A escolha do novo ministro do Tribunal de Contas da União (TCU) entra na reta decisiva na próxima semana, com sabatina marcada para o dia 13 de abril e votação em plenário prevista para o dia 14 de abril. A vaga, aberta com a aposentadoria de Aroldo Cedraz no fim de fevereiro, transformou a definição em uma disputa política direta dentro da Câmara dos Deputados. 

Ao todo, sete parlamentares formalizaram candidatura, ampliando o nível de competitividade e mantendo o desfecho em aberto até a votação .

Antes da votação em plenário, os candidatos passam por sabatina na Comissão de Finanças e Tributação, etapa de caráter consultivo. Após a escolha pela Câmara, o nome ainda precisa ser aprovado pelo Senado.

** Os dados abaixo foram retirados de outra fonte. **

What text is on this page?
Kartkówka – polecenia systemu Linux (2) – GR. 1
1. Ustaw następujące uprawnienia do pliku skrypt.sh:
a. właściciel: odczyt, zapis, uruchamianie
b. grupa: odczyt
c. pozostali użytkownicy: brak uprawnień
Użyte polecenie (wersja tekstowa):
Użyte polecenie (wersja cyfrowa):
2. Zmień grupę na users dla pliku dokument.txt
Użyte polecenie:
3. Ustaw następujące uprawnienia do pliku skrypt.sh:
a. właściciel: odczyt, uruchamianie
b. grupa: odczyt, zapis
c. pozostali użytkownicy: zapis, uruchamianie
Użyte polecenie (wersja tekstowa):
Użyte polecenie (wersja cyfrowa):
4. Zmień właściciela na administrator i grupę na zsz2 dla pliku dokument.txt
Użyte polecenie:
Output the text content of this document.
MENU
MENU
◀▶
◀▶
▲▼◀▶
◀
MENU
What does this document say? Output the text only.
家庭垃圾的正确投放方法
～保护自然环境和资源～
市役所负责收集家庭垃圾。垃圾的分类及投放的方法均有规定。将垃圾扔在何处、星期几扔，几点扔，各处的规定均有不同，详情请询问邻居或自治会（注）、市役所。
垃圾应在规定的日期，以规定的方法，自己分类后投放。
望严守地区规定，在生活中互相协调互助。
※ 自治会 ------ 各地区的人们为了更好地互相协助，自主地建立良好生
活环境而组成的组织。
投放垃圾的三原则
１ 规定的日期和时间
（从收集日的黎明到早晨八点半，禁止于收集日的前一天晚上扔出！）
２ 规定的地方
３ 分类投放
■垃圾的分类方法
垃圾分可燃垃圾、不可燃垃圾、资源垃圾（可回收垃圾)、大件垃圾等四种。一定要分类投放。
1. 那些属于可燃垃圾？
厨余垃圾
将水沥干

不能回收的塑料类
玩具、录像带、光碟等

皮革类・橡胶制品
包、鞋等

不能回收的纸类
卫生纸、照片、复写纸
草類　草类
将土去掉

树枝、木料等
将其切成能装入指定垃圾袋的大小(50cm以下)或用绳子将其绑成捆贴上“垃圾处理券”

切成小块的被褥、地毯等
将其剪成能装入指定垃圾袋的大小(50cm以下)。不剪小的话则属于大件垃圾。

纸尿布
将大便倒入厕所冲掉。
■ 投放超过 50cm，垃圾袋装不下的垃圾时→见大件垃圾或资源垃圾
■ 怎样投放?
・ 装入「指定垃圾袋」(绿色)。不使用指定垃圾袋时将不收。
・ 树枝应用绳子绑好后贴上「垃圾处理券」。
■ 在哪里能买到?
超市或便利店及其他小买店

Na sequência, o próprio TCU realiza a verificação dos requisitos constitucionais, como reputação ilibada e notório saber técnico, antes da posse.

Disputa aberta e acordos tensionados

Mesmo com um acordo previamente costurado em torno do deputado Odair Cunha (PT-MG) — que reúne a base mais ampla de apoio —, a multiplicidade de candidaturas tensiona o cenário e reduz a previsibilidade do resultado.

Estão na disputa Adriana Ventura (Novo-SP), Danilo Forte (PP-CE), Elmar Nascimento (União-BA), Gilson Daniel (Podemos-ES), Hugo Leal (PSD-RJ), Odair Cunha (PT-MG) e Soraya Santos (PL-RJ), refletindo a fragmentação partidária e a tentativa de diferentes blocos influenciarem a composição da Corte.

No plenário, o voto secreto atua como fator decisivo e abre espaço para rearranjos de última hora, historicamente capazes de alterar cenários considerados consolidados.

Por que a vaga importa

A vaga no TCU está entre as mais estratégicas do sistema político. O tribunal auxilia o Congresso no controle externo da administração pública federal, fiscalizando contratos, obras, licitações e a execução do orçamento da União. A escolha ocorre em um momento de maior protagonismo do Legislativo sobre o Orçamento, o que amplia o peso político da indicação e eleva o interesse das bancadas na definição do nome.